For instance, what happens if you drop the ‘c’ index from \alpha, \theta, and \beta? Then the only mixture component parameter is \lambda_c. Are you able to simulate and recover parameters from that model? If so, maybe then there’s hope of specifying stronger priors or something on them to get the full model working.

Also do a non-centered parameterization for these (it’s just usually the right decision):

target += normal_lpdf(alpha_times_beta_raw[c, k] | 0, alpha[c, k]);
target += normal_lpdf(alpha_times_mu_beta[c, k] | 0, alpha[c, k]);

More data can separate the modes more strongly and make it hard for MCMC to hop around.

Thanks a lot for your replies!

That is an interesting read. However, do you think this solution applies in my case? It seems like a method to get inferences from chains that behave well when taken separately but explore different modes of the posterior. However, in my case, the chains all sample from roughly the same area of the posterior but do so too fuzzily. For example, split Rhats for the \lambda_1 parameter in model 7 for every chain are:

1.05 1.00 1.03 1.00 1.01 1.01 1.03 1.04

This is something I should explore again. Interestingly, when I started, I restricted the \theta parameters to be equal across groups (i.e. dropping the c). When I loosened that restriction, it vastly improved the fit, however. This is how I got Rhats even close to 1.

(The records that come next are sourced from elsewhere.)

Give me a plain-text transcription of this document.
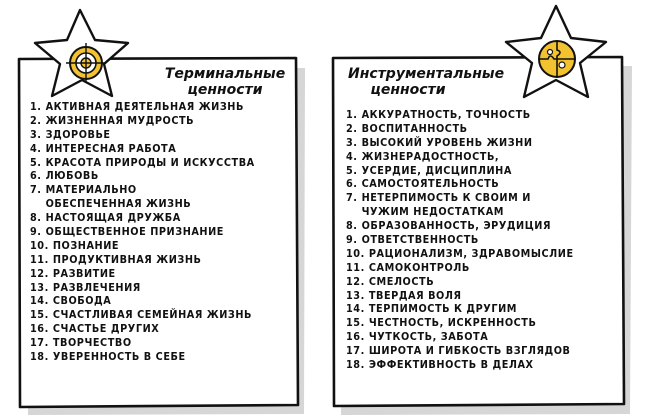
Терминальные
ценности
1. АКТИВНАЯ ДЕЯТЕЛЬНАЯ ЖИЗНЬ
2. ЖИЗНЕННАЯ МУДРОСТЬ
3. ЗДОРОВЬЕ
4. ИНТЕРЕСНАЯ РАБОТА
5. КРАСОТА ПРИРОДЫ И ИСКУССТВА
6. ЛЮБОВЬ
7. МАТЕРИАЛЬНО ОБЕСПЕЧЕННАЯ ЖИЗНЬ
8. НАСТОЯЩАЯ ДРУЖБА
9. ОБЩЕСТВЕННОЕ ПРИЗНАНИЕ
10. ПОЗНАНИЕ
11. ПРОДУКТИВНАЯ ЖИЗНЬ
12. РАЗВИТИЕ
13. РАЗВЛЕЧЕНИЯ
14. СВОБОДА
15. СЧАСТЛИВАЯ СЕМЕЙНАЯ ЖИЗНЬ
16. СЧАСТЬЕ ДРУГИХ
17. ТВОРЧЕСТВО
18. УВЕРЕННОСТЬ В СЕБЕ
Инструментальные
ценности
1. АККУРАТНОСТЬ, ТОЧНОСТЬ
2. ВОСПИТАННОСТЬ
3. ВЫСОКИЙ УРОВЕНЬ ЖИЗНИ
4. ЖИЗНЕРАДОСТНОСТЬ,
5. УСЕРДИЕ, ДИСЦИПЛИНА
6. САМОСТОЯТЕЛЬНОСТЬ
7. НЕТЕРПИМОСТЬ К СВОИМ И ЧУЖИМ НЕДОСТАТКАМ
8. ОБРАЗОВАННОСТЬ, ЭРУДИЦИЯ
9. ОТВЕТСТВЕННОСТЬ
10. РАЦИОНАЛИЗМ, ЗДРАВОМЫСЛИЕ
11. САМОКОНТРОЛЬ
12. СМЕЛОСТЬ
13. ТВЕРДАЯ ВОЛЯ
14. ТЕРПИМОСТЬ К ДРУГИМ
15. ЧЕСТНОСТЬ, ИСКРЕННОСТЬ
16. ЧУТКОСТЬ, ЗАБОТА
17. ШИРОТА И ГИБКОСТЬ ВЗГЛЯДОВ
18. ЭФФЕКТИВНОСТЬ В ДЕЛАХ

Would you mind expanding on that a little? I suppose you mean reparameterizing in a way that there are no model parameters in the priors? This would inadvertently mean splitting up the \alpha from alpha_times_.... such that we have

target += normal_lpdf(beta_raw[c, k] | 0, 1);
target += normal_lpdf(mu_beta[c, k] | 0, 1);

and then alpha * (mu_beta + beta_raw) in the model. But the combination was done to improve the fit in the first place, as I asked about in this thread (Convergence depending on parameterization of discrimination parameter in the GPCM). Is there a way to both non-centralize and remove the multiplicative identifiability issue?

Thanks again for your help!

Don’t know, honestly. Are you trying to make predictions? If so, maybe. If you really care about estimating the parameters in your model, probably less so (and you’re better served by trying to reparameterize or find a new model).

That is interesting

Sure, what I meant was equivalent to what you had previously.

Did the combined parameterization improve the fit?

Also the combined parameterization you have is equivalent to the old one. What if you did something like alpha_times_beta_raw ~ normal(0, 1) and axed the alpha?